Innovativer Unterricht und Wertschätzung für Vielfalt an der Wilhelm-von-Humboldt-Gemeinschaftsschule

 

An der Wilhelm-von-Humboldt-Gemeinschaftsschule im Berliner Stadtteil Prenzlauer Berg lernen Schüler:innen jahrgangsgemischt bis zum Abitur gemeinsam. Wie sich Experimentierfreude und Innovationslust im fächerübergreifenden Unterricht zeigen, hat Jurymitglied Simone Fleischmann beobachtet.

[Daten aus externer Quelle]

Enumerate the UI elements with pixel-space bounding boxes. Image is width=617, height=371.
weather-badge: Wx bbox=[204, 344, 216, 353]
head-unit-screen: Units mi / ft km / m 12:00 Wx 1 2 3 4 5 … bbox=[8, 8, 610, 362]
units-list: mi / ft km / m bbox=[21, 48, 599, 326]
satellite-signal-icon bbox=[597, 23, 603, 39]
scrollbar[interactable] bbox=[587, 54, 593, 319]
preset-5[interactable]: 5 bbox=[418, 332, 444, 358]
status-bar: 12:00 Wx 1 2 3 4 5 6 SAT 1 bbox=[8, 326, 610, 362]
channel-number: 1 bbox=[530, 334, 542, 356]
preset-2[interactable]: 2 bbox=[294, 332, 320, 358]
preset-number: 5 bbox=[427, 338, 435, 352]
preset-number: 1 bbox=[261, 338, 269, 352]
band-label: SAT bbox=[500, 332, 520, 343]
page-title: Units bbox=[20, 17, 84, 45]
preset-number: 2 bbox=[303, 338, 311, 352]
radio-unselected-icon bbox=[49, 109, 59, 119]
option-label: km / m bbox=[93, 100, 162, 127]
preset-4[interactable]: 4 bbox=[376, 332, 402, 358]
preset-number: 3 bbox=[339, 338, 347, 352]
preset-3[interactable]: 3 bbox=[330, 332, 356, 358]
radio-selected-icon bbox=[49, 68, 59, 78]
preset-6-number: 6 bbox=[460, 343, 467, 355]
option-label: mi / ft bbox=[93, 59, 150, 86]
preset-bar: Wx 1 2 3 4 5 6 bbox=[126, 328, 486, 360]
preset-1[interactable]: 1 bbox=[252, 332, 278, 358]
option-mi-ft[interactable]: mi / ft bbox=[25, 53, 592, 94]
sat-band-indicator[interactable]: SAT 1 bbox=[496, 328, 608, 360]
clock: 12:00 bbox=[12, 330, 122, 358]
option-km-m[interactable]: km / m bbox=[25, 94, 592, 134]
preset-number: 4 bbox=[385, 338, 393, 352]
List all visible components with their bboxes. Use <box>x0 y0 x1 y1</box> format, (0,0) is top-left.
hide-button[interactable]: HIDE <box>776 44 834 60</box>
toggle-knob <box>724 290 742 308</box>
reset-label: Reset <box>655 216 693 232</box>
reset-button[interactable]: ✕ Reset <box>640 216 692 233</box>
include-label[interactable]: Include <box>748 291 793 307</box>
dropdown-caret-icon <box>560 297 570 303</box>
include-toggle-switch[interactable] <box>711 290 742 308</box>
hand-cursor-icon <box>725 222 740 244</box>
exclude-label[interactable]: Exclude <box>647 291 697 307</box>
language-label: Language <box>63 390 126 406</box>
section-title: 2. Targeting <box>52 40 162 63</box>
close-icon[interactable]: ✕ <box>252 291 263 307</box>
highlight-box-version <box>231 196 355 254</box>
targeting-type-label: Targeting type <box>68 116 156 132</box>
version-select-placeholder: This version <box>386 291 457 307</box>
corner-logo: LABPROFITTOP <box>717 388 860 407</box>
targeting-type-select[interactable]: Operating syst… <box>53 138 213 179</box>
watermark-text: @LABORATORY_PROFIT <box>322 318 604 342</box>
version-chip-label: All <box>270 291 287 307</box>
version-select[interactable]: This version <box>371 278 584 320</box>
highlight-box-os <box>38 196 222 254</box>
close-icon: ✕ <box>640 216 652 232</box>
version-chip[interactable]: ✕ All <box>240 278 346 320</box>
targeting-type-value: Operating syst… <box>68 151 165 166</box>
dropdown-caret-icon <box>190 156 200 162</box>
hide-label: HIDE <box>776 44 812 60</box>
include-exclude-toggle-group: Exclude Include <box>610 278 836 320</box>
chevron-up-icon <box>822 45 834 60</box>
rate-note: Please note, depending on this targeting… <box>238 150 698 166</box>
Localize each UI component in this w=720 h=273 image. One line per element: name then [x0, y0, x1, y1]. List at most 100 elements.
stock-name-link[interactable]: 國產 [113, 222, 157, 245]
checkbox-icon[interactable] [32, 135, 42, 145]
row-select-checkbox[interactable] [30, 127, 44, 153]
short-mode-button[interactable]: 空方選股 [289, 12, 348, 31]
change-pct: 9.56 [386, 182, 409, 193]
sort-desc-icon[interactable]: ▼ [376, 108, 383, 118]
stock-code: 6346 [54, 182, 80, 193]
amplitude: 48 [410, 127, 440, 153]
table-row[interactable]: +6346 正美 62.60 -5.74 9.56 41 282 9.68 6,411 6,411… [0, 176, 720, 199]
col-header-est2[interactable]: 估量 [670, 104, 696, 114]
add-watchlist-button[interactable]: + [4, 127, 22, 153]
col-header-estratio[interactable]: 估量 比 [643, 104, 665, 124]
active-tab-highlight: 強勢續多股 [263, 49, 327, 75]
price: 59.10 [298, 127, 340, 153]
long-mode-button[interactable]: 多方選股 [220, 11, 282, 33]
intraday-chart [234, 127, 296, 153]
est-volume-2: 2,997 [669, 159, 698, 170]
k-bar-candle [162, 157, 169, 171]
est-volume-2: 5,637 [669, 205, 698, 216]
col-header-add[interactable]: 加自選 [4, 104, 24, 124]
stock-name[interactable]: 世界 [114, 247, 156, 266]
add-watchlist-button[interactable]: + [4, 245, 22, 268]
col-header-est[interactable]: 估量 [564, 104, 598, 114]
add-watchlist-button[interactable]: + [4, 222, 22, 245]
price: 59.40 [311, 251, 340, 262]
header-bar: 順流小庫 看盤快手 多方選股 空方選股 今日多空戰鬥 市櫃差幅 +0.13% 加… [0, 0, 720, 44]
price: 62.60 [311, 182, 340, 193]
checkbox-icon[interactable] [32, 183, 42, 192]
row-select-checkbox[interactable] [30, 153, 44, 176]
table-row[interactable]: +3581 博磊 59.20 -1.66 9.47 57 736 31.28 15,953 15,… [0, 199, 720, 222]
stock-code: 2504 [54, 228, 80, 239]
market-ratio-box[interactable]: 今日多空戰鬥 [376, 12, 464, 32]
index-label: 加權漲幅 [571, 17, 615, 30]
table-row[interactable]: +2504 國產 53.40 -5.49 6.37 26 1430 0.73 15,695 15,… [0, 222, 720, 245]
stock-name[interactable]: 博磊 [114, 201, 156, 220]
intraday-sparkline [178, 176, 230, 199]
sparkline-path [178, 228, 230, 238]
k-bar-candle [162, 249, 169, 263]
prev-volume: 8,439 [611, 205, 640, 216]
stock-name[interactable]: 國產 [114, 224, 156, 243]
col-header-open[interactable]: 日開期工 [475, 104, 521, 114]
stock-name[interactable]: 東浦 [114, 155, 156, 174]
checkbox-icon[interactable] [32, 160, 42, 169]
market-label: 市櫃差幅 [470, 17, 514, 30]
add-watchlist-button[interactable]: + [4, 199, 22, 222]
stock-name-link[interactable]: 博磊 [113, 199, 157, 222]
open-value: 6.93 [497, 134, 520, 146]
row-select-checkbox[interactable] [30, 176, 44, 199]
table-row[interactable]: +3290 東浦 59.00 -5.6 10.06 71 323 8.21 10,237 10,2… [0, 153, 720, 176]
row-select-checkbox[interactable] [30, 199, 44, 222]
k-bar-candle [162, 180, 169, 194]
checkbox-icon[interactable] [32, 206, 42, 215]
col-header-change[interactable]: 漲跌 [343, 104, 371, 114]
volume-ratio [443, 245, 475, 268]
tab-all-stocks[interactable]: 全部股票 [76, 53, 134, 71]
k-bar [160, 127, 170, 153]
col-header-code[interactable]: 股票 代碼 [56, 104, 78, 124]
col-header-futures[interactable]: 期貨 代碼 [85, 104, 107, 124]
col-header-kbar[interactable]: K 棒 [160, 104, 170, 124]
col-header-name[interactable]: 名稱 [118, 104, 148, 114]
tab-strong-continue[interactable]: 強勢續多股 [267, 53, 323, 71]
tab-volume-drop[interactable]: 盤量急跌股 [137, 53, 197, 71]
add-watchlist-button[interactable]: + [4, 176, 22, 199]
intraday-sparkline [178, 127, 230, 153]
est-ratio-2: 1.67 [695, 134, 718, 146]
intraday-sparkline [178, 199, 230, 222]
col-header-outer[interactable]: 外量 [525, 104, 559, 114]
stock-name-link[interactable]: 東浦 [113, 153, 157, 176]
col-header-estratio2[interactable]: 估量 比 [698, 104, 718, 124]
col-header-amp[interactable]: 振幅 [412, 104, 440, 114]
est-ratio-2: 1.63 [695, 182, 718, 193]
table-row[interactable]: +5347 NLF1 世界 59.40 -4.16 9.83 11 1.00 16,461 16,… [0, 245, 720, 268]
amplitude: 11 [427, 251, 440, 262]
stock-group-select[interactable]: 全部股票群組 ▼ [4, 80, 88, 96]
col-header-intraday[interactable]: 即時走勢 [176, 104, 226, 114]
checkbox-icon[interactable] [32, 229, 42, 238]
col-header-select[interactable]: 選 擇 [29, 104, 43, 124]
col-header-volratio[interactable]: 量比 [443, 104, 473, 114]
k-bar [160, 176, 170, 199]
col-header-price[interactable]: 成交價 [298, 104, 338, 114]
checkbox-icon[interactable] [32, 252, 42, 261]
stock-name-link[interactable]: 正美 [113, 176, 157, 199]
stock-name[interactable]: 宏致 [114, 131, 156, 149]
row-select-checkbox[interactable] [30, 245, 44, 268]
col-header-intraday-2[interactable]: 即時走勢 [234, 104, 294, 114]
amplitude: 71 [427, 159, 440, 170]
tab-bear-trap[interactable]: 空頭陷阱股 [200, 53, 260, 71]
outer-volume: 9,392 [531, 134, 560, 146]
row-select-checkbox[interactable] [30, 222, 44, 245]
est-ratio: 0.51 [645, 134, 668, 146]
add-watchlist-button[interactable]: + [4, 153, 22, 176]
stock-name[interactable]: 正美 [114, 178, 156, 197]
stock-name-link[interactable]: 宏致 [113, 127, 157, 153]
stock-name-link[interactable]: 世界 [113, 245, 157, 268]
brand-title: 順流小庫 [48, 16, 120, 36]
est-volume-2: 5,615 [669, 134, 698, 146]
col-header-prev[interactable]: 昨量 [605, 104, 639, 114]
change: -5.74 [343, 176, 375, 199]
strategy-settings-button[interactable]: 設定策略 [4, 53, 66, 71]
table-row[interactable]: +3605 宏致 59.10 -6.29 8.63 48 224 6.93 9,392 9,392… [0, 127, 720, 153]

Zweimal in der Woche besuchen die Kinder der Lerngruppe „Eichhörnchen“ ihr Klassenzimmer im Grünen. Mitten im Wald zwischen Eichen und Buchen des Bucher Forsts bei Berlin haben die Schüler:innen der 1. bis 3. Klasse der Wilhelm-von-Humboldt-Gemeinschaftsschule fächerverbindenden Mathe-, Deutsch- und Englischunterricht. Als Teil eines Schulversuches zum hybriden Lernen experimentiert die Gemeinschaftsschule im Prenzlauer Berg mit außerschulischen Lernorten.

Fächer- und jahrgangsübergreifendes Lernen
2008 im Rahmen eines Pilotprojektes unter dem Motto „Neue Schule – jetzt!“ gegründet, gehören Experimentierfreude sowie Lust auf Innovation und Weiterentwicklung noch immer fest zum Wesenskern der Schulgemeinschaft. Rund 990 Schüler:innen lernen in 35 Lerngruppen fächer- und jahrgangsübergreifend von der 1. bis zur 10. Klasse gemeinsam. Die Oberstufe wird aktuell im Modellversuch mit einer Beruflichen Schule in Berlin angeboten. Noten gibt es erst ab der 9. Klasse, vorher dient ein Kompetenzraster zur Einordnung individueller Entwicklungsstände, das sich zum Beispiel an den Kategorien Empathie und Selbstbewusstsein orientiert. Ein Konzept, das aufgeht: An der Schule herrscht ein respektvoller Umgangston, sowohl unter den Kindern und Jugendlichen als auch zwischen Schüler:innen und Pädagog:innen. Er zeugt von einer beeindruckenden Beziehungsarbeit.

Zudem ist überall spürbar, wie aufgeklärt und selbstsicher die Schüler:innen sind. Das Gespräch mit einem souveränen Schüler, der erst seit zwei Jahren in Deutschland lebt, blieb in besonderer Erinnerung. Diese Begegnung zeigte, dass an der Wilhelm-von-Humboldt-Gemeinschaftsschule Empowerment gelebt wird.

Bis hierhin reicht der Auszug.